In intact plants, assimilated (13)CO(2) was rapidly translocated via the phloem to the roots within 1 hour, with an average phloem transport velocity of 20.3±2.5 cm h(-1). (13)C label was stored in the roots and partially reallocated to the plants' apical part one day after labeling, particularly in the absence of photosynthesis. The daily C loss as BVOC ranged between 1.6% in mature leaves and 7.0% in young leaves. Non-isoprene BVOC accounted under light conditions for half of the BVOC C loss in young leaves and one-third in mature leaves. The C loss as isoprene originated mainly (76-78%) from recently fixed CO(2), to a minor extent from xylem-transported sugars (7-11%) and from photosynthetic intermediates with slower turnover rates (8-11%).

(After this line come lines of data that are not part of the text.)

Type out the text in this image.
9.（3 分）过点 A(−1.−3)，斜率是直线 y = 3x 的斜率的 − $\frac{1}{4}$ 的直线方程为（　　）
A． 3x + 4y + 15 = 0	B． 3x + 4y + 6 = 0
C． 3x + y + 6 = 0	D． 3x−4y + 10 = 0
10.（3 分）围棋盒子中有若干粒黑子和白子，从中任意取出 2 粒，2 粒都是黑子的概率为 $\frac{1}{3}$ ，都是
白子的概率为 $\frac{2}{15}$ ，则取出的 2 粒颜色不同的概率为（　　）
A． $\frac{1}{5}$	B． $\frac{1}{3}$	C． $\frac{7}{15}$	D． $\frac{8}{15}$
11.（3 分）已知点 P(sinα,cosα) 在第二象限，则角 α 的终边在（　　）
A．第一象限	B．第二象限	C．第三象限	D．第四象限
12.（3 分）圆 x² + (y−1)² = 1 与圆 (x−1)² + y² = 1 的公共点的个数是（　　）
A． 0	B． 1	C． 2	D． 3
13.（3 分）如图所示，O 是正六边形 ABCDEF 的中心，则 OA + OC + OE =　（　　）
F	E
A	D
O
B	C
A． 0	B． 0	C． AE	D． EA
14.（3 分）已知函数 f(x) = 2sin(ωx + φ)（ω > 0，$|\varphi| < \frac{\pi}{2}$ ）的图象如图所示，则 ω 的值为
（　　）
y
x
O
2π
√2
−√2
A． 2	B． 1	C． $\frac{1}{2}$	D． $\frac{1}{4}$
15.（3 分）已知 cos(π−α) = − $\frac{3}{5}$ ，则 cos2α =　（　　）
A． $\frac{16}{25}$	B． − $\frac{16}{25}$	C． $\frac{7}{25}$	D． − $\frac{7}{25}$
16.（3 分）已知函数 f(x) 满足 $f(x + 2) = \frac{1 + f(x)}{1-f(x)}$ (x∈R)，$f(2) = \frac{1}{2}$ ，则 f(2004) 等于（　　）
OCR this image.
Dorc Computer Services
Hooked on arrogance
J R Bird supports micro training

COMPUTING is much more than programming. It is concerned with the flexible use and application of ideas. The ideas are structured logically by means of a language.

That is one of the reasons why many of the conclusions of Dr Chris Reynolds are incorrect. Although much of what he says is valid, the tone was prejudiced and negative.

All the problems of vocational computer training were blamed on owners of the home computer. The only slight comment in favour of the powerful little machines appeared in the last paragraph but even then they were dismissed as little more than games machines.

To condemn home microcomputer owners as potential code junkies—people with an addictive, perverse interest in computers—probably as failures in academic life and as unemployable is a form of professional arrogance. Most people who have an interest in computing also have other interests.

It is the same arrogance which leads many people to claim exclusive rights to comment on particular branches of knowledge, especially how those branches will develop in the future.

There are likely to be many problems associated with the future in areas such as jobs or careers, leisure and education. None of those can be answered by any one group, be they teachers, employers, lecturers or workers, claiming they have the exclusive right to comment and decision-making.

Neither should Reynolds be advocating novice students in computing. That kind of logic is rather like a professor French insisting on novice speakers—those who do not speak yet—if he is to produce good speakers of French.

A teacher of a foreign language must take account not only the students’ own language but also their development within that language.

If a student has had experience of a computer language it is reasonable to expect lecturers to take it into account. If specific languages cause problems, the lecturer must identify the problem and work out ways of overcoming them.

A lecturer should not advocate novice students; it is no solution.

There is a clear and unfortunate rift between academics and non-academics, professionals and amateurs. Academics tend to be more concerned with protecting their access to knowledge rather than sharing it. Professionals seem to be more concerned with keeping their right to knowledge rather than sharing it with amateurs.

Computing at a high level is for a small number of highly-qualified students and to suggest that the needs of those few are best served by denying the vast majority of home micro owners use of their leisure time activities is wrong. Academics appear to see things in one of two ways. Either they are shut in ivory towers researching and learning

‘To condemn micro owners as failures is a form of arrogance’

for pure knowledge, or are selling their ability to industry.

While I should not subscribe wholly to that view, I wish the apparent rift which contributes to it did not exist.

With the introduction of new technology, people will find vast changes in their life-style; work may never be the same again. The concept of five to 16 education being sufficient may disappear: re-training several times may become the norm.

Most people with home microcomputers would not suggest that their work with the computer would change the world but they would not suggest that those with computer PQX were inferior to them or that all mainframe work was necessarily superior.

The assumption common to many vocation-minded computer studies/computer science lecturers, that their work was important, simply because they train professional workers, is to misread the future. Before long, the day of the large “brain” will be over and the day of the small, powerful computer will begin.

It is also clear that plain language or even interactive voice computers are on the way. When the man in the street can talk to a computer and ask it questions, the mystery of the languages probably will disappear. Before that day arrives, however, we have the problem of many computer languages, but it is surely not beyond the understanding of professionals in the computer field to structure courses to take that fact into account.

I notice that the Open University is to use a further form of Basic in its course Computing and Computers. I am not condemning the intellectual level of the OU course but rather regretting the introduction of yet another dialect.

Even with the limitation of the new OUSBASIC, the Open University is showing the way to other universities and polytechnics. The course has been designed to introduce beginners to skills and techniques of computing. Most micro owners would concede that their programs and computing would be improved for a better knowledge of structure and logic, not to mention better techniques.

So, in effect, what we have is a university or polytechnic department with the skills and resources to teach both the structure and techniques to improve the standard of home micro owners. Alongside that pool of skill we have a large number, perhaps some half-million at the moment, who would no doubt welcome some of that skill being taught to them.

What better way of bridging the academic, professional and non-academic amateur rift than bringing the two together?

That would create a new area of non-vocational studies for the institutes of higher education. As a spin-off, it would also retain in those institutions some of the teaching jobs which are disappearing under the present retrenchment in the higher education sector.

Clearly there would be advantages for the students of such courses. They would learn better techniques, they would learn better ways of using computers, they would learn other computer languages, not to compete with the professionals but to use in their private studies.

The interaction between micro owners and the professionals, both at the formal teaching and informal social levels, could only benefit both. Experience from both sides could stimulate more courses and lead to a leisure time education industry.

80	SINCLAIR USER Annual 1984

We quantified the plants' C loss as respiratory CO(2) and BVOC emissions, allowing in tandem with metabolic analysis to deepen our understanding of ecosystem C flux.
全球范围内,植物是大气 CO(2) 的主要汇,但也是大量大气反应性烃类物质(如萜烯(例如异戊二烯)和其他生物源挥发性有机化合物(BVOC))的主要来源。预测植物碳(C)吸收和大气氧化能力对于确定全球环境变化的轨迹和后果至关重要。为此,BVOC 的生物合成以及植物和生态系统中 C 分配和转移的动态是重要的。
我们结合可调谐二极管激光吸收光谱(TDLAS)和质子转移反应质谱(PTR-MS)来研究异戊二烯的生物合成,并跟踪灰杨(Populus x canescens)幼树叶片内的 C 通量。这是通过木质部吸收将(13)CO(2) 喂给叶片或(13)C-葡萄糖喂给枝条来实现的。(13)CO(2) 从源到其他植物部分的转移可以通过(13)C 标记的异戊二烯和呼吸(13)CO(2) 排放来追踪。
在完整的植物中,同化的(13)CO(2) 在 1 小时内通过韧皮部快速转移到根部,平均韧皮部运输速度为 20.3±2.5 cm h(-1)。(13)C 标记在根部储存,并在标记后一天部分重新分配到植物的顶端部分,特别是在没有光合作用的情况下。作为 BVOC 的每日 C 损失在成熟叶片中为 1.6%,在幼叶中为 7.0%。在光照条件下,非异戊二烯 BVOC 占幼叶 BVOC C 损失的一半,占成熟叶片的三分之一。作为异戊二烯的 C 损失主要(76-78%)来自最近固定的 CO(2),次要程度上来自木质部运输的糖(7-11%)和周转率较慢的光合作用中间体(8-11%)。
我们量化了植物作为呼吸 CO(2) 和 BVOC 排放的 C 损失,这与代谢分析相结合,使我们能够更深入地了解生态系统的 C 通量。